The pivot for the 9-acre parcel comes during a period of evolution for the retail and hospitality industry, with consumers favoring activities, events and diversified shopping hubs over more traditional brick-and-mortar stores. The office sector, meanwhile, remains in a deep state of recovery nearly six years after the pandemic emptied such buildings across the nation, according to CoStar research.
The new surf park will be near a 33,000-square-foot Topgolf, the Porsche Experience Center Los Angeles in Carson and the headquarters and training facilities of several major professional sports teams.
The park will also be close to the ocean for surf enthusiasts seeking reliable conditions and beginners and families who can't hang with the tight-knit surfing groups that dominate the famous South Bay beaches, according to Maling.
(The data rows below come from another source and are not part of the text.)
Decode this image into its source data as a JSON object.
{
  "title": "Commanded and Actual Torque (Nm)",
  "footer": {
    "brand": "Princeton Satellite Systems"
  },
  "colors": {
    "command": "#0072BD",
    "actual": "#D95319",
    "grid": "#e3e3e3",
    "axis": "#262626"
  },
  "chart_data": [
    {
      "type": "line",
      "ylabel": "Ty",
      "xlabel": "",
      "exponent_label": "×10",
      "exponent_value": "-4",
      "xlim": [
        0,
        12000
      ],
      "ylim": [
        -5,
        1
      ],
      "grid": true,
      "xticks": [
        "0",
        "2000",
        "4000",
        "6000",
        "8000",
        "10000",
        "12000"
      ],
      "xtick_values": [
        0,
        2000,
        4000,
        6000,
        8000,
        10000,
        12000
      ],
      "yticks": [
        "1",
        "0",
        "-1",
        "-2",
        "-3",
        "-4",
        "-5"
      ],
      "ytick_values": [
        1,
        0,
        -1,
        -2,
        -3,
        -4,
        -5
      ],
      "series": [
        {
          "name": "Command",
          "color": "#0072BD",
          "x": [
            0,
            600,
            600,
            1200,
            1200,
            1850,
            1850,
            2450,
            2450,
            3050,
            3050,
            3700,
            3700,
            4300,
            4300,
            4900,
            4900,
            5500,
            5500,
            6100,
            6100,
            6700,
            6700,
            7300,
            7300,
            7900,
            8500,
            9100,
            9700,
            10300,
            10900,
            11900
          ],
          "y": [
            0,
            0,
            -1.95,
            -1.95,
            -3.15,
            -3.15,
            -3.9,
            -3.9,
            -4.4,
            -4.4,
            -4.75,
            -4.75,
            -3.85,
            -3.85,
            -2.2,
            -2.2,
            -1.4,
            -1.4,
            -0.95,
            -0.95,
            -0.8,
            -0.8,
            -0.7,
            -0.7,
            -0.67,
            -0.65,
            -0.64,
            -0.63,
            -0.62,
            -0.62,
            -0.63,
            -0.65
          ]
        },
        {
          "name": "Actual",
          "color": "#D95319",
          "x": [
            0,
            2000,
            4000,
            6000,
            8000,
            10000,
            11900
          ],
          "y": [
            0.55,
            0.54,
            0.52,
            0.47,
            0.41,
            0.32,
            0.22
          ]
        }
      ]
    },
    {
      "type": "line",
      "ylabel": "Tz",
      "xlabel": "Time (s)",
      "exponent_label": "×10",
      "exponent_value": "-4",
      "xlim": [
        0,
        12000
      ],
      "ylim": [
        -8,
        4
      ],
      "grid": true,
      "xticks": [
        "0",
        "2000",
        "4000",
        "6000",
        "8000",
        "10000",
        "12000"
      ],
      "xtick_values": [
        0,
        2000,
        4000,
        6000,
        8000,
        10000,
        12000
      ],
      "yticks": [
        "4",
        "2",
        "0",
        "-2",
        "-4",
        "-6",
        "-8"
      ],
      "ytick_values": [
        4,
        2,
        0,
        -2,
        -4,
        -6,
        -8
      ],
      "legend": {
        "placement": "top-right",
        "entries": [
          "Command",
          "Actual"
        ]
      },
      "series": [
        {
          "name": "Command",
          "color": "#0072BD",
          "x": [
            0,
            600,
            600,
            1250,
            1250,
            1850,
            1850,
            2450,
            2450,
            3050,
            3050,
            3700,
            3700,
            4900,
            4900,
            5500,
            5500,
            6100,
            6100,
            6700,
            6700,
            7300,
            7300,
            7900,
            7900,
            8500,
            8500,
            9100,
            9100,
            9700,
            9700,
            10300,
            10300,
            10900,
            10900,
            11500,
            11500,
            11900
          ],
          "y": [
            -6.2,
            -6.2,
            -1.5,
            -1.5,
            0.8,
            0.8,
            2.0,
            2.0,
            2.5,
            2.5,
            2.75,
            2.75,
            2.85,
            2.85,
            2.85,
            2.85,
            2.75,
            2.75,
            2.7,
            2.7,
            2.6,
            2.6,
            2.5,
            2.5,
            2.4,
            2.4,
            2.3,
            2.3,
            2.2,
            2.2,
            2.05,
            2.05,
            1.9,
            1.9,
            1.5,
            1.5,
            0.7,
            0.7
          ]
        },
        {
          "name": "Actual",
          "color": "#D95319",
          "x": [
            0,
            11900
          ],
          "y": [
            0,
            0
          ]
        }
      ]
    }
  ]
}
“El Segundo is saying, ‘We want to be put on the map as an entertainment zone,’” Maling said.
Coastal pushback
The global surf park and wave pool industry is valued at $4 billion, with forecasts of 20% annual growth, according to trade group Surf Park Central. The U.S. is wide open, with only a few parks completed and a few more planned.
Wave pools are nothing new, and slow surf simulators by companies like FlowRider have been operating for decades in compact settings like cruise ships, restaurants and hotels, producing continuous waves over a shallow pool that are entertaining for beginners but don't mirror a realistic ocean experience that regular surfers crave.
But recent tech advances in hydraulic, pneumatic and mechanical systems can now produce long, rideable waves suitable for drawing tourists and even permanent residents, with some projects selling homes alongside wave pools.
Some 20 surf parks are operating worldwide, with four open in the U.S. and several opening in the next two years. Kelly Slater Wave Co., with its own proprietary wave technology, operates a complex at Surf Ranch in Kings County, California, and provides its technology to the Surf Abu Dhabi leisure center in the United Arab Emirates.

Vinny Smith's surf park company opened its first surf venue, called the Palm Springs Surf Club, in the desert resort town 100 miles from downtown Los Angeles in January 2024. Smith and investors spent $80 million to upgrade the former Knotts Soak City water park into the 21-acre complex where 25 surfers can ride in the wave pool at a time. The development also includes a lazy river and several eateries.
In San Diego County, developer N4FL plans to break ground next year on Ocean Kamp, a sprawling resort complex featuring a 3.5-acre wave pool, 700 housing units, a 300-room hotel and commercial spaces on a 92-acre former drive-in theater site in Oceanside.
In Newport Beach, a proposal for a 7-acre wave pool is moving forward, though the plans, involving the replacement of a portion of the public Newport Beach Golf Course, have sparked significant pushback from residents.
For the record
Cushman & Wakefield's Michael Condon Sr., Michael Condon Jr., Chris Sinfield, Steve Bohannan and Kylie Rawn represented the buyer and the seller in the deal.